# Worldwide Pick and Pack B2C and Wholesale



## yorkave212 (Nov 12, 2014)

Hi, can anyone recommend a good fulfillment service that integrates with Shopify and can send worldwide? Also, they must be able to ship to consumers and handle our wholesale orders. Also, it would be great if they could fold and poly-bag our stuff since some of it isn't yet.

Whiplash seems like a good option. Does anyone work with them?

What type of pricing should be expected?
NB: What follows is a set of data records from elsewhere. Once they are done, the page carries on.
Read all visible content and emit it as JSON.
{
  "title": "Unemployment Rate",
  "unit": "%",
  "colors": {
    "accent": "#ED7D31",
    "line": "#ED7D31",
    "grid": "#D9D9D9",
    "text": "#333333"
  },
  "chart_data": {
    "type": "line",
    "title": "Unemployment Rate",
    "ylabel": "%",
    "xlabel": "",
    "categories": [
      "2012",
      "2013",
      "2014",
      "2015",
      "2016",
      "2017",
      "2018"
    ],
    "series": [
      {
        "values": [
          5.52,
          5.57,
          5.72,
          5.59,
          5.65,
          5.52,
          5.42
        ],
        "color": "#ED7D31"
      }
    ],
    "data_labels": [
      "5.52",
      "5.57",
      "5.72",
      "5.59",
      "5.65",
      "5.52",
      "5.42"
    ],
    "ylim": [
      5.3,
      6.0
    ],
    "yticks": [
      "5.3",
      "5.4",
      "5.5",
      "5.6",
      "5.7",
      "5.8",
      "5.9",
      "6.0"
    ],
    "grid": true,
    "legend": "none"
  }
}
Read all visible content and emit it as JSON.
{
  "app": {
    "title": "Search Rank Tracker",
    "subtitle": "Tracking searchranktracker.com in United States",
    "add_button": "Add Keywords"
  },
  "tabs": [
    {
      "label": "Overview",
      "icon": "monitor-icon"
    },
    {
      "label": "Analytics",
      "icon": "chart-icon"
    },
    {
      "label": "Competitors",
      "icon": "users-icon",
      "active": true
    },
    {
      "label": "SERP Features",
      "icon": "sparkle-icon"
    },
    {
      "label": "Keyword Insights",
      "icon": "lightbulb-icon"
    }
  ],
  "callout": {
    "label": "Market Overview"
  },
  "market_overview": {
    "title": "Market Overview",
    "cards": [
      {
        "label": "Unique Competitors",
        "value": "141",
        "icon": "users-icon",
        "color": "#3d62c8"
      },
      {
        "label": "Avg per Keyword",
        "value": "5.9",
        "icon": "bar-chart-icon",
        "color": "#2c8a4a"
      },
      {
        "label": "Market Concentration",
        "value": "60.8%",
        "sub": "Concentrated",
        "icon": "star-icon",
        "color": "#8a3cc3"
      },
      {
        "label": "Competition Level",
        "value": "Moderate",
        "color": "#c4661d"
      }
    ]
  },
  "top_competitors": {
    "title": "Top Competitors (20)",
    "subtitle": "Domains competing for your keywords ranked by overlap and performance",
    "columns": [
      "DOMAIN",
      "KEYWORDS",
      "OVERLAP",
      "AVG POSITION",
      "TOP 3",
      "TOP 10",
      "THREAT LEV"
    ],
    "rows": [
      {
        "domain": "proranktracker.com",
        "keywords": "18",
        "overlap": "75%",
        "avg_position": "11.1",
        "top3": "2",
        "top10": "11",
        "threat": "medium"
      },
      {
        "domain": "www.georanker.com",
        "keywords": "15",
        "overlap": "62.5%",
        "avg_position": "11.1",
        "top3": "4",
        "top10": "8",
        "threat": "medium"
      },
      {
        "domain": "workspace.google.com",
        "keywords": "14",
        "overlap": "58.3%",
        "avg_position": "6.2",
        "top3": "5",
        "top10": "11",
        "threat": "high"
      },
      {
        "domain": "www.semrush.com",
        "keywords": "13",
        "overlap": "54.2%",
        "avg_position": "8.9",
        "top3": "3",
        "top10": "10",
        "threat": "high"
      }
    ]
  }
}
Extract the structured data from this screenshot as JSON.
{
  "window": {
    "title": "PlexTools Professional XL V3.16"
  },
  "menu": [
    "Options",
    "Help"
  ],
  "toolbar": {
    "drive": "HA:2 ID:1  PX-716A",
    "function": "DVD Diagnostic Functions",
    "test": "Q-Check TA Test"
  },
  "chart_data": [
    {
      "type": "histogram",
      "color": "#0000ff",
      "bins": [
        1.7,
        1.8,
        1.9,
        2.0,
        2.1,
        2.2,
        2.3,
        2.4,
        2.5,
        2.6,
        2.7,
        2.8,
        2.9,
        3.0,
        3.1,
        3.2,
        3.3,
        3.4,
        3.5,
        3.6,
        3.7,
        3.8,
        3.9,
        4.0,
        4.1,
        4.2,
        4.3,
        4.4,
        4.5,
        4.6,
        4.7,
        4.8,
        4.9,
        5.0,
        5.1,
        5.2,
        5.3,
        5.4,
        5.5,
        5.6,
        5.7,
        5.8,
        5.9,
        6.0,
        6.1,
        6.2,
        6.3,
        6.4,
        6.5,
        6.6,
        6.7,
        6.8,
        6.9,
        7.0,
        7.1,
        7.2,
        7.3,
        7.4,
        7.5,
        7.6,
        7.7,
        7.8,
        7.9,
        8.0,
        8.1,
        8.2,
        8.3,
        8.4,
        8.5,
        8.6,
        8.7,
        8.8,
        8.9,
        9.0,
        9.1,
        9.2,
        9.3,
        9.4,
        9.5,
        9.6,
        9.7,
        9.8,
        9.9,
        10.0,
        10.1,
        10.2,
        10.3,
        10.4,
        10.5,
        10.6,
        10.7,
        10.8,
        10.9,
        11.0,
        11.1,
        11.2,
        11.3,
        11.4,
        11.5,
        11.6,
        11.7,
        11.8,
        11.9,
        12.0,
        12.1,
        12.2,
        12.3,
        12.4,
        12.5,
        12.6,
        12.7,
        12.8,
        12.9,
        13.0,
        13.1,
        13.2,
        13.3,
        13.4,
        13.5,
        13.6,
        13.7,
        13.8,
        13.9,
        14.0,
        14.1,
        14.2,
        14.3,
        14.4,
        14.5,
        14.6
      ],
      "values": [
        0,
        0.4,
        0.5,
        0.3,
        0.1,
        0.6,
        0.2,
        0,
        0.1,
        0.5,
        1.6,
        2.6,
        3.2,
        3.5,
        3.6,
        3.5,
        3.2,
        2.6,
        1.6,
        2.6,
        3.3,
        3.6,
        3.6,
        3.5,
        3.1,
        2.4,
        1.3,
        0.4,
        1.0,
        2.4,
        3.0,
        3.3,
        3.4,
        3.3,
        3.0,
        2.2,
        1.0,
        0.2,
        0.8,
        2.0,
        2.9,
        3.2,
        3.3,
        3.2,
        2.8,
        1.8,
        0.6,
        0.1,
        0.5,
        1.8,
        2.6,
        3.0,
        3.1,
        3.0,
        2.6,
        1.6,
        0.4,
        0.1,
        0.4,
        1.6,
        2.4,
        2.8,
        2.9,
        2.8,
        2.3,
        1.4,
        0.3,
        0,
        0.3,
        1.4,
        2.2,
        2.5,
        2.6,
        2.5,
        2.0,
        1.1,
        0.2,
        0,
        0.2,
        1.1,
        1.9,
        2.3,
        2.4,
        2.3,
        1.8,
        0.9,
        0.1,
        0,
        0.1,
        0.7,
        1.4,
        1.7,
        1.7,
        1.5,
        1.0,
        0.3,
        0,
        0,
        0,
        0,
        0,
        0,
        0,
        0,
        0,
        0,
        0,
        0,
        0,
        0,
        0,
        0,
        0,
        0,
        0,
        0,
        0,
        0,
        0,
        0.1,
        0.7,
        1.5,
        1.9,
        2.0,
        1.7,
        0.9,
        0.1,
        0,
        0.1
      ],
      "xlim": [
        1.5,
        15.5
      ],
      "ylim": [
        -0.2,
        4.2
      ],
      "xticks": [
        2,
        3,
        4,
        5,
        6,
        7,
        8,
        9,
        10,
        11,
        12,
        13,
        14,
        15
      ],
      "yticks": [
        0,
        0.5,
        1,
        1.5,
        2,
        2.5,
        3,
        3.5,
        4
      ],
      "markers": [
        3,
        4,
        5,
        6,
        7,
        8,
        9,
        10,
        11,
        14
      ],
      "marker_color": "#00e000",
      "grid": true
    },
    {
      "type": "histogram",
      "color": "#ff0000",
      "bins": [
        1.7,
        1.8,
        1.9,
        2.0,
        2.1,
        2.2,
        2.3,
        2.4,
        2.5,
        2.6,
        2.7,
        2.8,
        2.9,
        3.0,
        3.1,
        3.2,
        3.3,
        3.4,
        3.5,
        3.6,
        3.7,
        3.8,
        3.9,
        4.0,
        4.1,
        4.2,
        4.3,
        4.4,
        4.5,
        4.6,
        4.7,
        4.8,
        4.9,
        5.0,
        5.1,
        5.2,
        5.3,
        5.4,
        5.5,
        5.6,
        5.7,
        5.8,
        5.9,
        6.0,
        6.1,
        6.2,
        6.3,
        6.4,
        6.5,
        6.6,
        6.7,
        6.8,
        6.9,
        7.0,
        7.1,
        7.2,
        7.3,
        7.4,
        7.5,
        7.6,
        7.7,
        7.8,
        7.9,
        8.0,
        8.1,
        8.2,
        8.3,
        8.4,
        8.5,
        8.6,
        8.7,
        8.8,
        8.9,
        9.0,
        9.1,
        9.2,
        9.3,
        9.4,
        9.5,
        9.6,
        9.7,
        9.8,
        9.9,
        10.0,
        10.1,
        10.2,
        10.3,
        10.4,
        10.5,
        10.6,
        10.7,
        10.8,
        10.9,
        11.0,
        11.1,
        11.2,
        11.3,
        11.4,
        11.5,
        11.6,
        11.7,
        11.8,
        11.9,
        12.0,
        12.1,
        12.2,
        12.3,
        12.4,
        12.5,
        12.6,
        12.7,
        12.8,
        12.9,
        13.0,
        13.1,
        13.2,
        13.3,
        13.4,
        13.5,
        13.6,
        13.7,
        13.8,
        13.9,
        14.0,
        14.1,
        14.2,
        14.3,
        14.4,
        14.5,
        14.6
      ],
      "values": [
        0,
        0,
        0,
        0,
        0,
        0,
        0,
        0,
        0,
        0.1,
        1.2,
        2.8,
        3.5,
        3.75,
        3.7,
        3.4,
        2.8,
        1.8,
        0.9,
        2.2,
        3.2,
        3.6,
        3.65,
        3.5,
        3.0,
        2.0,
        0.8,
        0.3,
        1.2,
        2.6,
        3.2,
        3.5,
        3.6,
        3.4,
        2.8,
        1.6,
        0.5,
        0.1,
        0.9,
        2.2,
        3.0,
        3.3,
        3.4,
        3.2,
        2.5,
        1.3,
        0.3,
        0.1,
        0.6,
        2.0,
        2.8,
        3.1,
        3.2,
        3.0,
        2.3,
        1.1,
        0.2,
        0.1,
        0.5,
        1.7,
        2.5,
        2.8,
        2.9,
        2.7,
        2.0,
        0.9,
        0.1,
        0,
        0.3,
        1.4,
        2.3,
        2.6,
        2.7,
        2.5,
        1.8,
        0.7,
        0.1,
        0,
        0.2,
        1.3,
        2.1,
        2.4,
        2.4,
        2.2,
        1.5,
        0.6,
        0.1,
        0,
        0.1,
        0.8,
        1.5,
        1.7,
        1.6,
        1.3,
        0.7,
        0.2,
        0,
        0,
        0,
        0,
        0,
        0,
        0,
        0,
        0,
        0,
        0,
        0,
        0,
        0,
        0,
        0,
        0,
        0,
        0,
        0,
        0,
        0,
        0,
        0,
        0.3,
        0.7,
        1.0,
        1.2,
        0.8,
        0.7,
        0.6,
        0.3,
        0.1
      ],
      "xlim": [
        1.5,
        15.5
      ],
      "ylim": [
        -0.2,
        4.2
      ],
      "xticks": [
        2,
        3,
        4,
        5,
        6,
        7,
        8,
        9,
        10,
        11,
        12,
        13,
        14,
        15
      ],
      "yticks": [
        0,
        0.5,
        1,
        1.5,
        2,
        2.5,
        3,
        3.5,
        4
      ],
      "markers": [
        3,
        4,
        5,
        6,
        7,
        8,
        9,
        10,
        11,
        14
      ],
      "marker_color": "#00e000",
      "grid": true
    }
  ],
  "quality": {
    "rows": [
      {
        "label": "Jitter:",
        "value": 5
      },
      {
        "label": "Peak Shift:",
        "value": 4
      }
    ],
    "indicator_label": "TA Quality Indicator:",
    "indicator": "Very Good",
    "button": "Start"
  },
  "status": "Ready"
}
We don't have a lot of inventory and don't ship high volumes yet.

Thanks!


----------



## teesforu (Dec 25, 2014)

hi very soon ( about jan 25) we will be launching a huge protal from india catering to all customers worldwide
get a country head from each country create webstors under the same head and have a pyramid strucgture of profit sharing .. a unique feature of us is we are tshirt manufacturers entering the business ! 
from dtg to screen to sublime to transfers to embroidery - name it and we can mke it 

hundreds of items in over 26 colors in each is what we can offer !


----------



## printaura (Apr 5, 2005)

All of the t-shirt fulfillment companies that have apps in Shopify all ship worldwide.


----------



## rahm180 (Dec 26, 2014)

@teesforu would love to connect with you in this regards


----------